Side Effects May Include...

Software development is complex. A lot of communication is needed to coordinate with users and between teams to synchronize efforts. On large teams developing distributed systems, effective communication is exponentially harder. In addition to the users and development teams, you also need to deal with system admins, DBAs, network, and change control specialists.

In many environments, this later group of people (the system admins, DBAs, etc.) do not get involved with the project until late stages. The development team might have free reign over development databases for instance, but when the code migrates to a certification environment things are suddenly very different. Teams move from surroundings where they have total control of machine settings, databases, and resources to an environment where they have none.

Often, during the migration to a test or production environment things are often "forgotten". Things that often don't make it into an application's change control system.... database schema updates, new environment settings, property file changes. If these changes are not documented for migration to production, it's a disaster resulting in an embarrassing mad scramble to remember and apply these changes on deployment day. No one feels good after backing out a bad production roll out of a system.

The knee jerk reaction when something like this goes wrong is to add more process - more forms, more user sign offs, an increase in role based access to systems. This seldom however fixes the problem - it just adds more overhead to getting the problem fixed once these problems rear their ugly heads again.

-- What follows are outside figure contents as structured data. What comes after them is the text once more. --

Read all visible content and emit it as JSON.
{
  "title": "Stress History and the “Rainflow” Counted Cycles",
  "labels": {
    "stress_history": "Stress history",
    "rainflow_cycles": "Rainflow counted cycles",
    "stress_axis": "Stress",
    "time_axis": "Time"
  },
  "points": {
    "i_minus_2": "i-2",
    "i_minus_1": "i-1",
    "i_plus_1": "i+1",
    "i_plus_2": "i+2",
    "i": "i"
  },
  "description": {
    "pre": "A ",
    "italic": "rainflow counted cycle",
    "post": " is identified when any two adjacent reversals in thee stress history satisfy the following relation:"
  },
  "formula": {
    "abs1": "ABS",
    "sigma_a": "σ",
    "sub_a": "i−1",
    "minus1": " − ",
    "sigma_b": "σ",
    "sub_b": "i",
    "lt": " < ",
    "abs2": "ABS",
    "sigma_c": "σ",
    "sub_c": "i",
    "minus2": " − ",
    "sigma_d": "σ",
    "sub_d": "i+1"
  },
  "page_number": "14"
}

What's really needed is a better process through automation, not more process. Automate testing of the system. Create batch files to apply schema updates, change environment variables, deploy the application, and test in a single step. Use this script in your test environment and run the same script when you migrate to production.

All the time we try to sell the business on automating their processes through the programs we write. It always baffles me that, as software developers, we seldom take our own advice.